Archive for June 2018

Queen Victoria’s Matchmaking, by Deborah Cadbury

June 5, 2018

Upon a great adventure he was bond,
That greatest Gloriana to him gave,
That greatest Glorious Queene of Faerie lond,
To winne him worship, and her grace to have,
Which of all earthly things he most did crave.
The Faerie Queene, I, i, 19-23

Rather than telling the story of Victoria and Albert’s nine children, the author makes this book about some of their forty-two grandchildren. From the author’s surname and surveying the latest streaming offerings, one might expect a confection of costumery and crowns. There is some of that. But the Prologue begins with a bang–the assassination by bomb of Czar Alexander II, father and grandfather of two men who would marry into Victoria’s family. The queen’s ambition to spread her influence throughout Europe and encourage a peaceful civilization through inevitable whiggery was blown apart by revolutions and the weak or misdirected character of her own offspring.

Some of these stories are familiar. Prince Albert Victor (“Eddy”) was the oldest son of the future Edward VII and so expected to be a future king, but his frail health and indecision caused concern in the family and the British government. Decades later, he was even rumored to have been the real Jack the Ripper. In any event, Eddy died before marrying Princess Mary (“May”) of Teck. May then settled on his brother Prince George, who became George V, and so became Queen Mary after all. Princess Alexandra (“Alix”) of Hesse married Nicholas of Russia and was doomed with him to deposition and a firing squad.
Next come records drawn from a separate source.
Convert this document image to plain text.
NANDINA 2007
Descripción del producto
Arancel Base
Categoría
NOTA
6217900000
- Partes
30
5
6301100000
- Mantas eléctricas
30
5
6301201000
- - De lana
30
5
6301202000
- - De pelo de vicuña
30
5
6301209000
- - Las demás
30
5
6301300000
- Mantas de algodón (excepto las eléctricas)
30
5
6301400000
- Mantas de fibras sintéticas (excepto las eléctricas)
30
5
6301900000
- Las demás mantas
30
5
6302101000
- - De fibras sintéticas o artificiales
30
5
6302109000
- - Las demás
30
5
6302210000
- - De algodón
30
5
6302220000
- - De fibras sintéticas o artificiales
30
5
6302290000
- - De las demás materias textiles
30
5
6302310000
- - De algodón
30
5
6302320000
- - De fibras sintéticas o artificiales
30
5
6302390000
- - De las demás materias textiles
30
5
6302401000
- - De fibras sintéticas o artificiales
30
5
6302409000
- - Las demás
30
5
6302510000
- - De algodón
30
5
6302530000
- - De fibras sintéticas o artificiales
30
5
Less well known is the fate of Princess Elisabeth of Hesse, or “Ella,” sister of Alexandra, who married Grand Duke Sergei of Russia, uncle of Nicholas II. In 1905, Sergei was blown to bits outside the gates of the Kremlin. Ella heard the noise and ran to the scene: “A slight figure in a blue dress stained with blood, she ‘rummaged around in the snow, which for a long while afterwards continued to give up small bones and bits of cartilage, pieces of body and splinters from the carriage’ . . . . Sergei’s rings were on his severed hand and now she carefully removed them. All that ran through her mind, she told her sister, Victoria, was that she must ‘hurry, hurry’ since Sergei ‘hates blood and mess.'” The widowed Grand Duchess turned to her adopted Orthodox faith, founding a religious order. She had an opportunity to escape the revolution but swore that “she would never leave her convent, or Russia, of her own free will.” The Communists pulled her out and dragged her to a forest with other Romanovs. A blow from a rifle butt and a shove into a 60-foot mine shaft should have finished her off quickly. One of her religious sisters was pushed in after her. The killers heard voices and so threw down a grenade, and then another. The story is that hymns were heard from below, but then it got quiet. The Russian Orthodox now call her “New-Martyr Elizabeth.”

The last grandchild to see Queen Victoria was the most disappointing of all–Wilhelm II, who had dashed the hopes of his parents, Frederick III and Princess Victoria or “Vicky,” for a liberal Germany that would ally with England. Wilhelm from the beginning was “violent,” “arrogant,” and “destructive.” Yet on hearing about his grandmother’s last illness, he insisted on being by her side. Whether she knew that her least favorite grandchild was there is not really clear, though he held her as she passed away. “The emperor is very kind,” she said.